Watch below: (From Jan. 15, 2019) An Edmonton city councillor plans to put forward an inquiry over why a memo outlining the impacts of calcium chloride on concrete and asphalt was never provided to city council. Julia Wong joined the noon news to explain.
The four-page memo discussed on Tuesday was obtained through a Freedom of Information request by Global News. It shows that a 2018 study commissioned by the city found a calcium chloride brine-exposed concrete sample was more prone to early degradation and that it was “roughly 20 per cent more detrimental than salt-exposed samples.”
It also found there were more detrimental impacts to asphalt pavement treated with calcium chloride brine than pavement treated with sodium chloride.
In the past, the city has said that calcium chloride, which is applied in a thin layer once per snowfall, prevents the snow from sticking to the pavement and that it has a lower freezing point than sodium chloride, making it easier for crews to remove snow from the streets.
The city’s deputy manager, Adam Laughlin, said Tuesday that the memo shows the study determined there was an infrastructure risk posed by calcium chloride use on roads if concrete used to build roads didn’t meet certain specifications.
Iveson echoed that sentiment in comments to reporters.
“At the end of the day, this is more of a concrete quality issue than it is a calcium chloride issue,” he said. “The benefits of the anti-icing may still outweigh, at least for this year — for us to try it — these impacts. And then this just underscores the need, really, to make sure that you get your concrete done right, whether you’re the city or you’re a private concrete owner.”
Paquette said while he’s been against calcium chloride all along, he believes finishing the pilot will provide the city with more data.
Watch below: (From Jan. 15, 2019) After a Global News investigation into a city memo about the effects of Edmonton’s de-icing calcium chloride solution, the issue will now be debated at council next week. Julia Wong reports.
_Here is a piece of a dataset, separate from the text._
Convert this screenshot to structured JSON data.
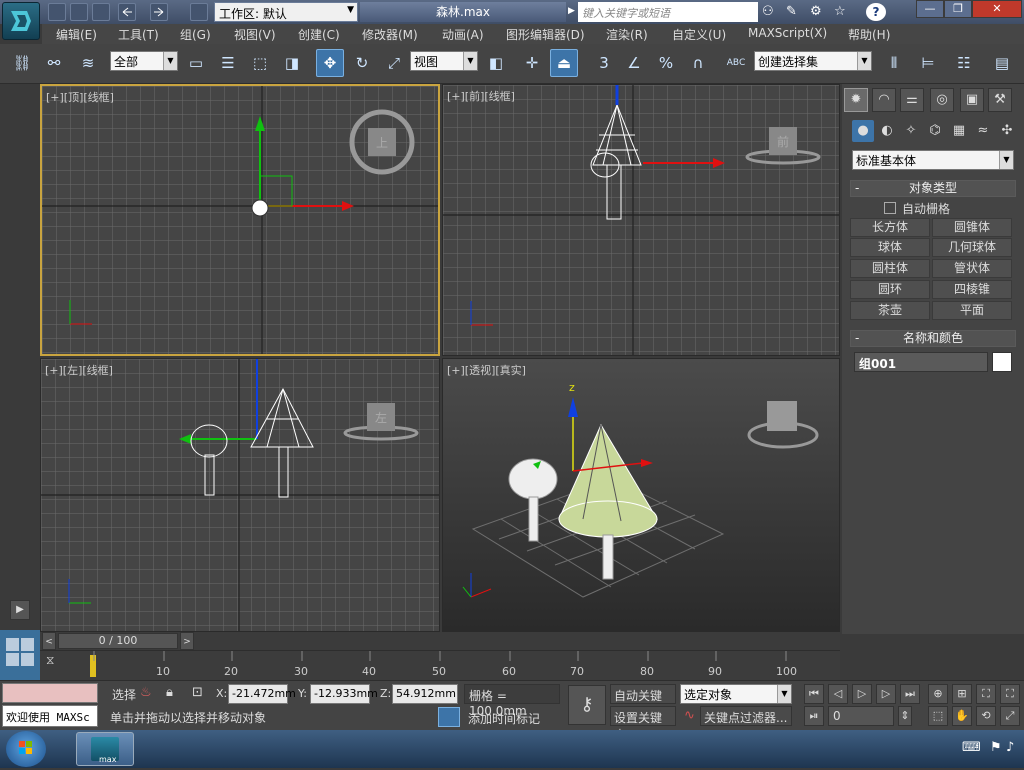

Other councillors said their constituents have been contacting them to not only express concern about calcium chloride’s impact on roads, but also to garage floors, driveways and vehicles.
At the end of Tuesday’s debate on the matter, council voted to approve a motion calling for councillors to receive information from city administrators about their findings on calcium chloride use. Council will next receive an update on the pilot project in June.